The sickness that is part of me

WARNING - THIS POST IS ABOUT SOME SERIOUS MENTAL AND EMOTIONAL ISSUES THAT I HAVE. IF YOU DON'T WANT TO READ ABOUT A CERTAIN DEGREE OF MENTAL ILLNESS, IGNORE THIS POST.















I was diagnosed with Obsessive Compulsive disorder when I was 13 years old. For the 21 years since then, I have continuously taken medication for it. I have gone through compulsive behaviors, obsessive fears, and panic attacks. I have gone through more obsessive thoughts than I want to even try to think about, some of them very innocuous or even enjoyable, others disturbing, others potentially dangerous to myself or other people. This is a disease of my mind, but it is also so bound up with most of my thoughts and emotions and behaviors that it is an inescapable part of who I am. Sometimes I hate it as an alien presence that deprives me of full control of my own mind and makes me hate myself, other times I regard it as just a part of life, and sometimes I actually revel in it as something that makes my internal mental life interesting even when my external life is stupefyingly dull.

Perhaps the worst part of it all, though, is when my own obsessive thoughts turn from fear and guilt to repeated thoughts that involve possible harm to others. For me, this usually involves harm through neglect or carelessness rather than malicious attack. There is no particular feeling of anger or aggression, more like (for example) "What if I don't stop for that person crossing the street, but keep on going at full speed instead." As far as I know, I haven't actually hurt anybody ever, but the fact that these thoughts go through my mind again and again is enough to make me feel somewhat afraid, not to mention guilty. There is something else that worries me even more, though. Constantly worrying about these things tends to, ironically, desensitize me. A thought that is shocking and repulsive at first becomes less shocking and repulsive when it becomes obsessively routine. I lose the sense of people around me as being important in their own right, and evaluate them merely in terms of what kind of obsessive thought or feeling they might provoke in me. I grow tired of feeling guilty and worried, especially when I haven't actually harmed anyone. All of this seems to desensitize me further, and I have a deep and lurking fear that one of these days my thoughts might transform into action (or deliberate negligence), and that I might actually harm someone.

I talked to Dad about this earlier this evening, and he advised that I needed to start seeing my psychiatrist for more than the occasional brief session to review my medication.

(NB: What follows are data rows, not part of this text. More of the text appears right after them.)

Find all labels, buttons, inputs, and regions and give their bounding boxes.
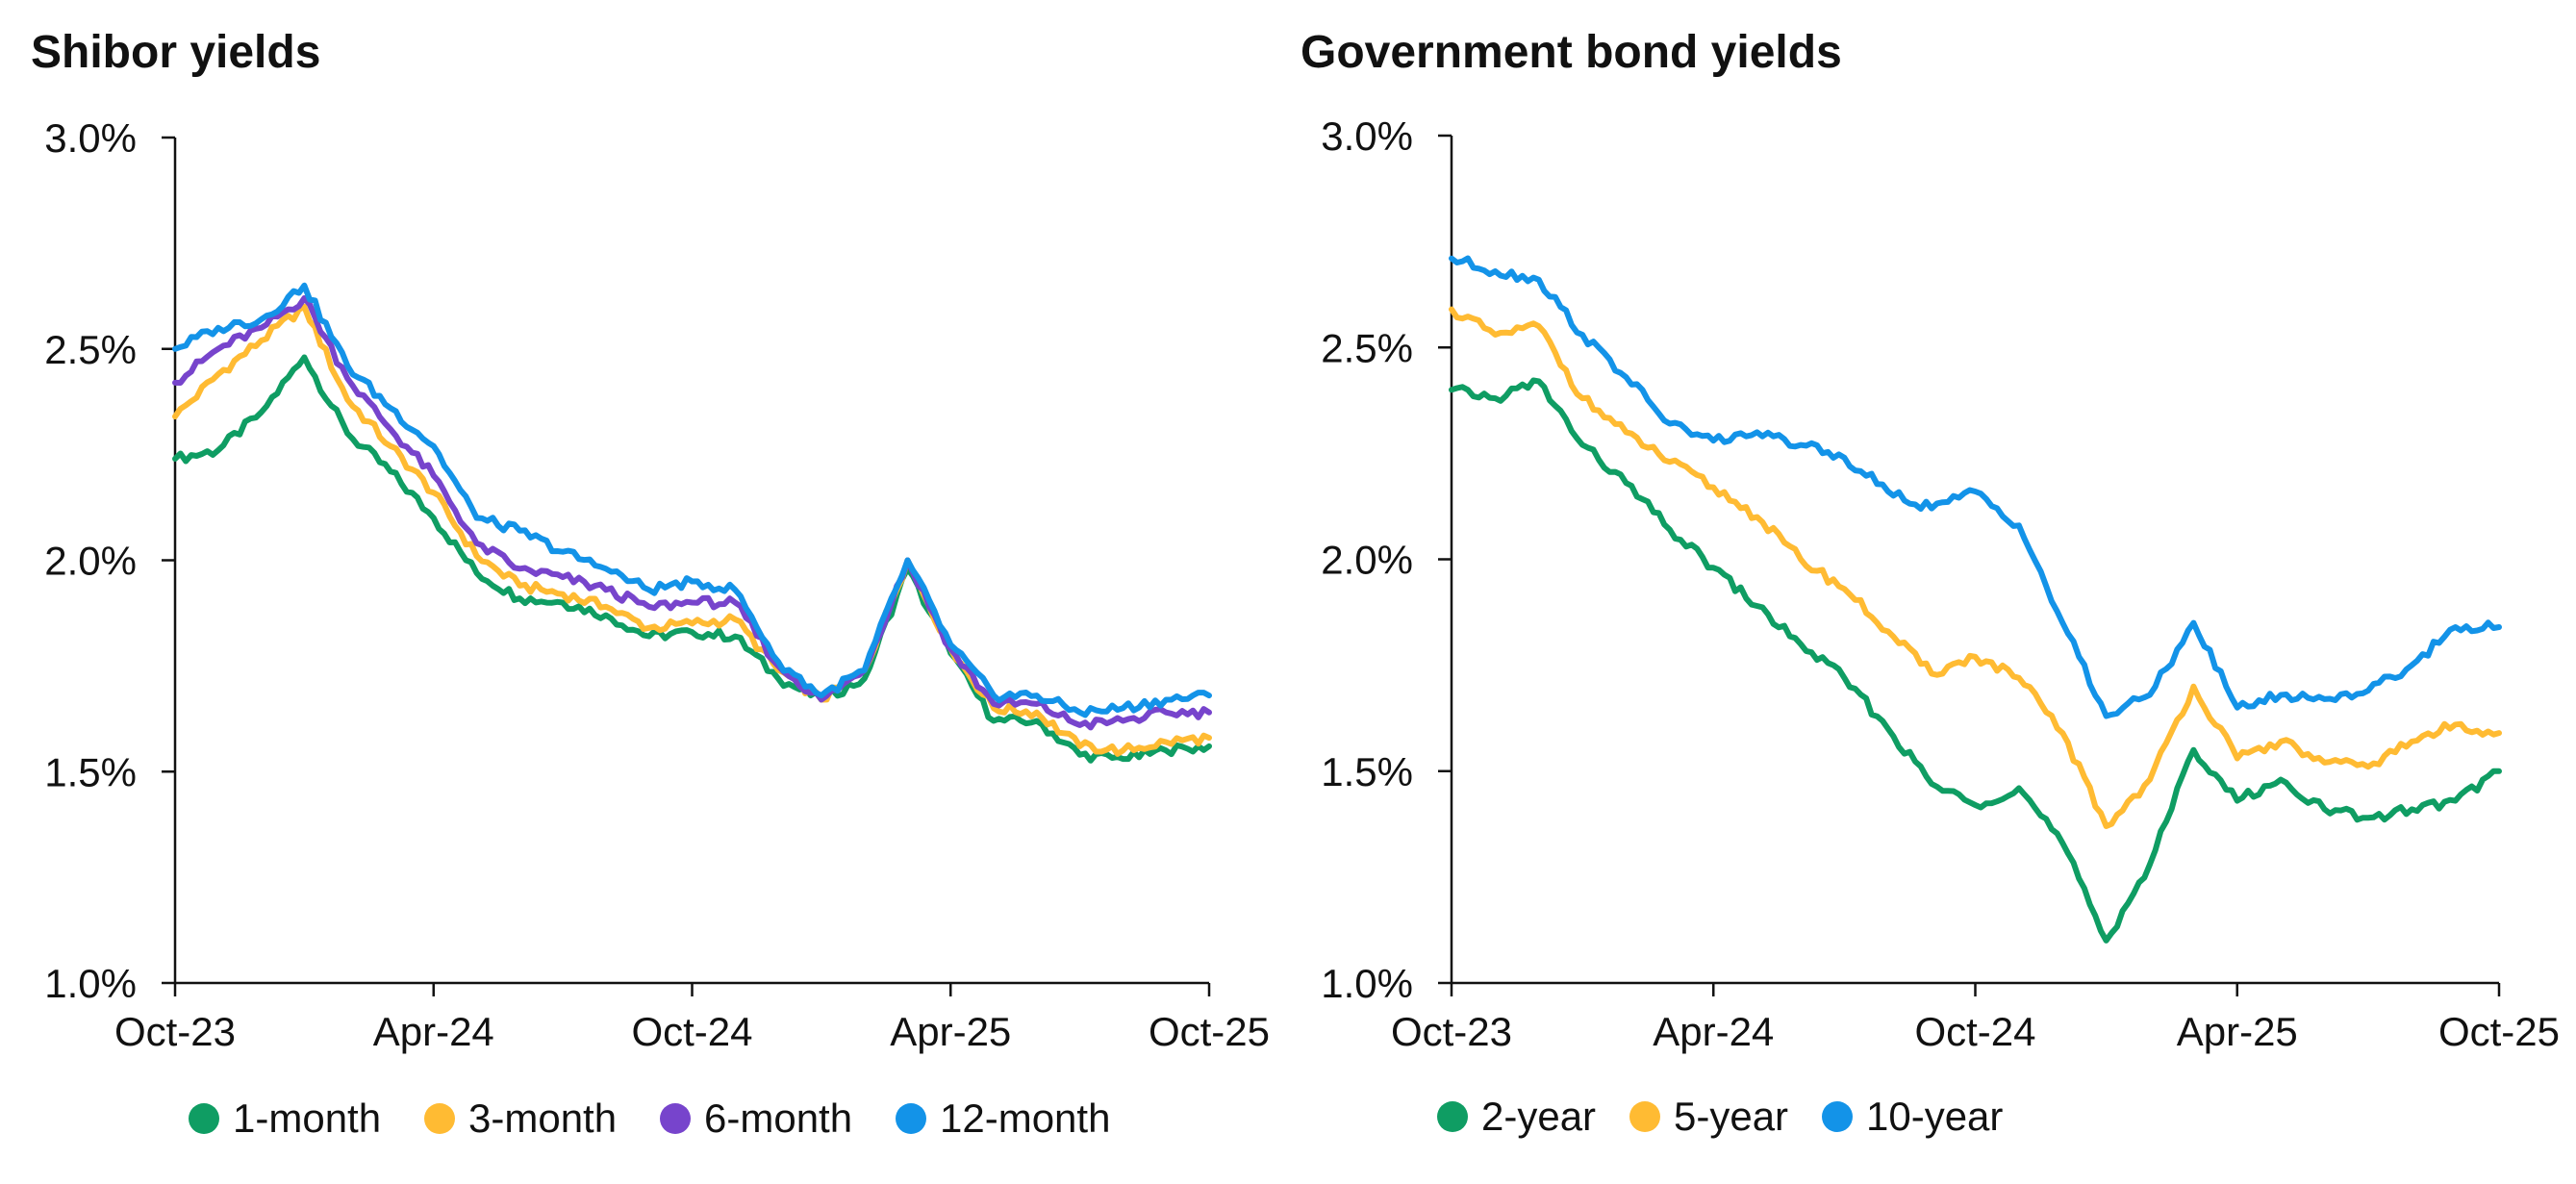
y-tick-label: 2.5%: [44, 327, 137, 372]
shibor-chart-panel: Shibor yields 1.0% 1.5% 2.0% 2.5% 3.0% Oct-23…: [31, 27, 1270, 1141]
series-line-6-month: [172, 295, 1212, 731]
legend-item: 6-month: [660, 1096, 852, 1141]
chart-title: Government bond yields: [1301, 27, 1842, 78]
y-tick-label: 2.0%: [44, 539, 137, 584]
series-line-12-month: [172, 282, 1212, 718]
series-line-2-year: [1449, 377, 2502, 944]
x-tick-label: Oct-25: [1149, 1009, 1270, 1054]
y-tick-label: 3.0%: [44, 115, 137, 161]
legend-marker: [424, 1103, 455, 1134]
legend-marker: [1437, 1101, 1468, 1132]
legend-label: 2-year: [1481, 1094, 1596, 1139]
x-tick-label: Oct-25: [2438, 1009, 2560, 1054]
legend-marker: [1629, 1101, 1660, 1132]
legend-label: 6-month: [704, 1096, 852, 1141]
legend: 2-year 5-year 10-year: [1437, 1094, 2003, 1139]
x-tick-label: Oct-23: [114, 1009, 236, 1054]
chart-title: Shibor yields: [31, 27, 320, 78]
x-tick-label: Oct-23: [1391, 1009, 1512, 1054]
legend-marker: [660, 1103, 691, 1134]
x-tick-label: Apr-25: [890, 1009, 1011, 1054]
legend-label: 1-month: [233, 1096, 381, 1141]
y-tick-label: 2.5%: [1321, 325, 1413, 370]
y-tick-label: 1.5%: [1321, 749, 1413, 794]
y-tick-label: 2.0%: [1321, 538, 1413, 583]
legend-item: 2-year: [1437, 1094, 1596, 1139]
y-tick-label: 1.0%: [44, 961, 137, 1006]
legend-item: 3-month: [424, 1096, 617, 1141]
legend-label: 12-month: [940, 1096, 1110, 1141]
x-tick-label: Oct-24: [1914, 1009, 2035, 1054]
series-line-5-year: [1449, 306, 2502, 829]
series-line-10-year: [1449, 255, 2502, 719]
legend-item: 1-month: [189, 1096, 381, 1141]
y-tick-label: 3.0%: [1321, 113, 1413, 159]
legend-item: 10-year: [1822, 1094, 2003, 1139]
axes: 1.0% 1.5% 2.0% 2.5% 3.0% Oct-23 Apr-24 Oct-24 Ap…: [1321, 113, 2560, 1054]
legend-label: 5-year: [1674, 1094, 1788, 1139]
y-tick-label: 1.5%: [44, 749, 137, 794]
x-tick-label: Apr-24: [373, 1009, 494, 1054]
legend: 1-month 3-month 6-month 12-month: [189, 1096, 1110, 1141]
legend-item: 12-month: [896, 1096, 1110, 1141]
legend-item: 5-year: [1629, 1094, 1788, 1139]
axes: 1.0% 1.5% 2.0% 2.5% 3.0% Oct-23 Apr-24 Oct-24 Ap…: [44, 115, 1270, 1054]
x-tick-label: Apr-25: [2177, 1009, 2298, 1054]
plot-area: [172, 282, 1212, 764]
x-tick-label: Oct-24: [631, 1009, 752, 1054]
legend-marker: [189, 1103, 219, 1134]
series-line-1-month: [172, 354, 1212, 764]
legend-label: 3-month: [468, 1096, 617, 1141]
y-tick-label: 1.0%: [1321, 961, 1413, 1006]
legend-label: 10-year: [1866, 1094, 2003, 1139]
x-tick-label: Apr-24: [1653, 1009, 1774, 1054]
legend-marker: [896, 1103, 926, 1134]
series-line-3-month: [172, 303, 1212, 757]
plot-area: [1449, 255, 2502, 944]
government-bond-chart-panel: Government bond yields 1.0% 1.5% 2.0% 2.5% 3…: [1301, 27, 2560, 1139]
legend-marker: [1822, 1101, 1853, 1132]
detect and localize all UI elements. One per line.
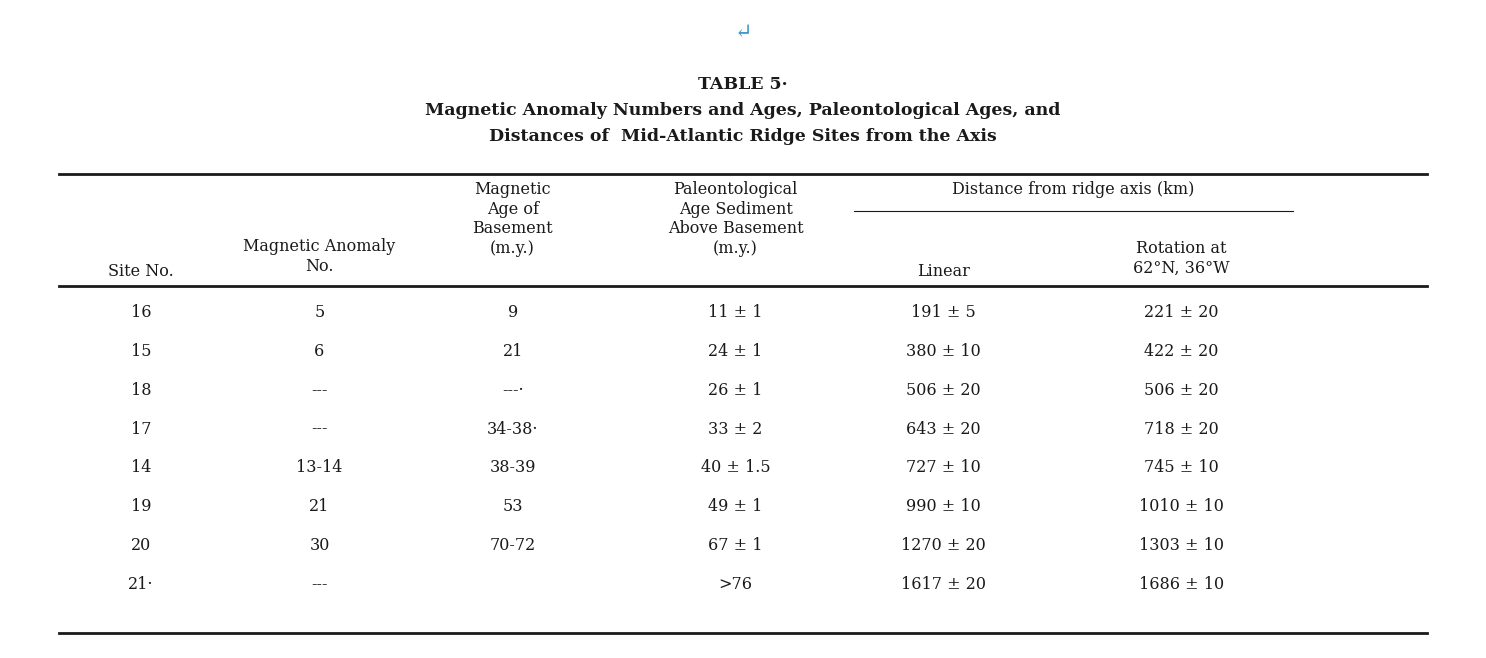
Text: ↵: ↵ bbox=[734, 23, 752, 42]
Text: ---: --- bbox=[311, 382, 328, 399]
Text: Paleontological
Age Sediment
Above Basement
(m.y.): Paleontological Age Sediment Above Basem… bbox=[667, 181, 804, 257]
Text: 1303 ± 10: 1303 ± 10 bbox=[1138, 537, 1224, 554]
Text: 14: 14 bbox=[131, 459, 152, 476]
Text: 1010 ± 10: 1010 ± 10 bbox=[1138, 498, 1224, 515]
Text: Distances of  Mid-Atlantic Ridge Sites from the Axis: Distances of Mid-Atlantic Ridge Sites fr… bbox=[489, 128, 997, 145]
Text: Site No.: Site No. bbox=[108, 263, 174, 280]
Text: Magnetic Anomaly Numbers and Ages, Paleontological Ages, and: Magnetic Anomaly Numbers and Ages, Paleo… bbox=[425, 102, 1061, 119]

I need to start talking to someone in detail about this again, someone who knows a lot about Obsessive Compulsive Disorder but who is not all bound up with it themselves.

I have to give a huge amount of credit to my psychiatrist, who I have been seeing at varying intervals for over 20 years. He was always very honest about the fact that medication could help, that therapy could help, but that OCD is something that will never completely go away as long as I live, that my mind will always have a tendency to move into obsessive patterns, and that I would have to be mindful of this for the rest of my life. It is a very light burden in the better times, a very, very heavy burden in the worst times, but when it starts to effect how I relate to other people in a potentially dangerous way, it takes on a whole new dimension that I can not afford to ignore.

2 comments:

Clio Bluestocking said...

Solidarity, friend, from a lifelong clinical depressive. You describe life with a mental illness perfectly. It feels like an invasive creature, like a possession, sometimes, and you need an outside voice to talk you through it because you can't entirely trust that inside one.

RPS77 said...

Thank you very much. The feeling that you sometimes don't have full control of your own mind is sometimes as bad as the actual symptoms. This feeling also seems to me to really set a person with some form of mental illness apart from people who do not have one. I think that it's very, very difficult for someone who has not experienced it to understand it - I don't really understand it in spite of having experienced it many times over the years.